The Company issued a press release on July 22, 2021 announcing the completion of the acquisition of GFG, a copy of which is furnished as Exhibit 99.1 hereto and incorporated by reference into this Item 7.01 in satisfaction of the public disclosure requirements of Regulation FD. The information in the attached press release is "furnished" and not "filed" for purposes of Section 18 of the Securities Exchange Act of 1934, as amended, or otherwise subject to the liabilities of that section.

Item 9.01. Financial Statements and Exhibits.

(a) Financial Statements of Businesses Acquired.

The Company will file the financial statements of GFG as part of an amendment to this Current Report on Form 8-K no later than 71 calendar days after the required filing date for this Current Report on Form 8-K.

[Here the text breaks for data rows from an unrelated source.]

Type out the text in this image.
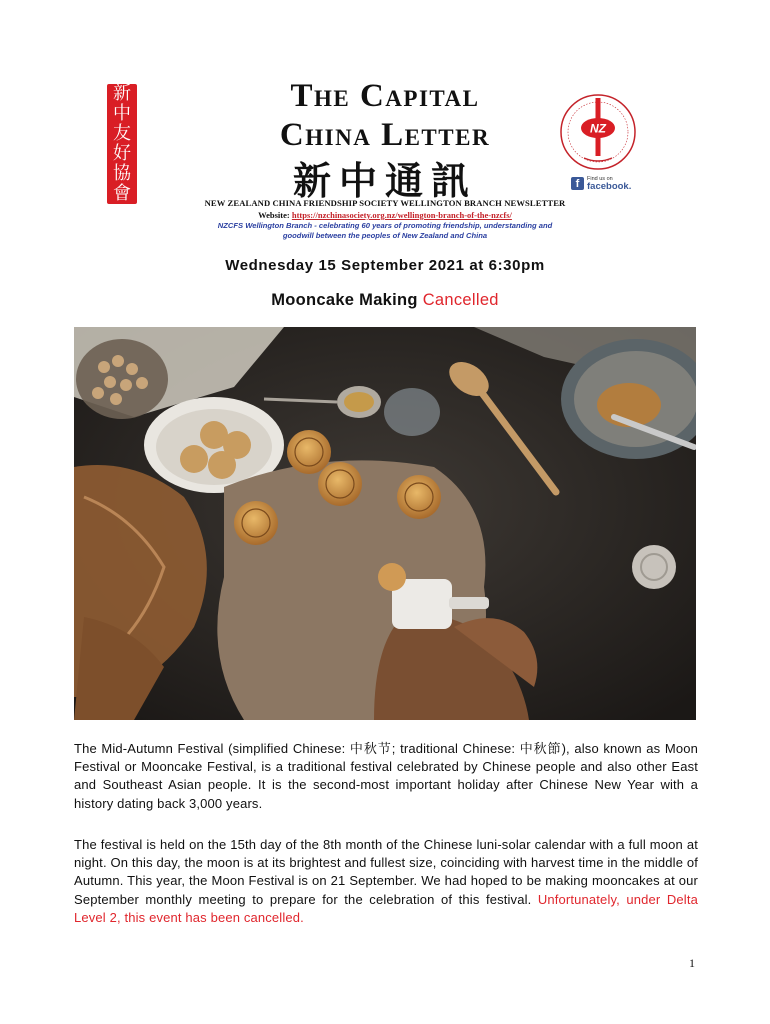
新
中
友
好
協
會
The Capital
China Letter
新中通訊
NEW ZEALAND CHINA FRIENDSHIP SOCIETY WELLINGTON BRANCH NEWSLETTER
Website: https://nzchinasociety.org.nz/wellington-branch-of-the-nzcfs/
NZCFS Wellington Branch - celebrating 60 years of promoting friendship, understanding and
goodwill between the peoples of New Zealand and China
NZ
f	Find us on
facebook.
Wednesday 15 September 2021 at 6:30pm
Mooncake Making Cancelled
The Mid-Autumn Festival (simplified Chinese: 中秋节; traditional Chinese: 中秋節), also known as Moon Festival or Mooncake Festival, is a traditional festival celebrated by Chinese people and also other East and Southeast Asian people. It is the second-most important holiday after Chinese New Year with a history dating back 3,000 years.
The festival is held on the 15th day of the 8th month of the Chinese luni-solar calendar with a full moon at night. On this day, the moon is at its brightest and fullest size, coinciding with harvest time in the middle of Autumn. This year, the Moon Festival is on 21 September. We had hoped to be making mooncakes at our September monthly meeting to prepare for the celebration of this festival. Unfortunately, under Delta Level 2, this event has been cancelled.
1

(b) Pro Forma Financial Information.

The Company will file pro forma financial information as an amendment to this Current Report on Form 8-K no later than 71 days after the required filing date for this Current Report on Form 8-K.





(d) Exhibits.



Exhibit No.                               Description
2.1 *           Stock Purchase Agreement, dated June 26, 2021, by and among FAT
              Brands Inc., LS GFG Holdings Inc., and LS Global Franchise L.P.
              (incorporated by reference to Exhibit 2.1 to the Company's Current
              Report on Form 8-K filed on June 28, 2021).
4.1             Base Indenture, dated July 22, 2021, by and among FAT Brands GFG
              Royalty I, LLC, and UMB Bank, N.A., as trustee and securities
              intermediary.
4.2 *           Series 2021-1 Supplement to Base Indenture, dated July 22, 2021,
              by and among FAT Brands GFG Royalty I, LLC, and UMB Bank, N.A., as
              trustee and securities intermediary.
10.1            Guarantee and Collateral Agreement, dated July 22, 2021, by and
              among the Guarantors named therein in favor of UMB Bank, N.A., as
              trustee.
10.2            Management Agreement, dated July 22, 2021, by and among FAT Brands
              Inc., FAT Brands GFG Royalty I, LLC, each of the Franchise Entities
              named therein and UMB Bank, N.A., as trustee.
10.3            Put/Call Agreement, dated July 22, 2021, by and between FAT Brands
              Inc. and LS Global Franchise L.P.
99.1            Press release dated July 22, 2021.



* This filing excludes certain schedules and exhibits pursuant to Item 601(b)(2) of Regulation S-K, which the registrant agrees to furnish supplementally to the Securities and Exchange Commission upon request.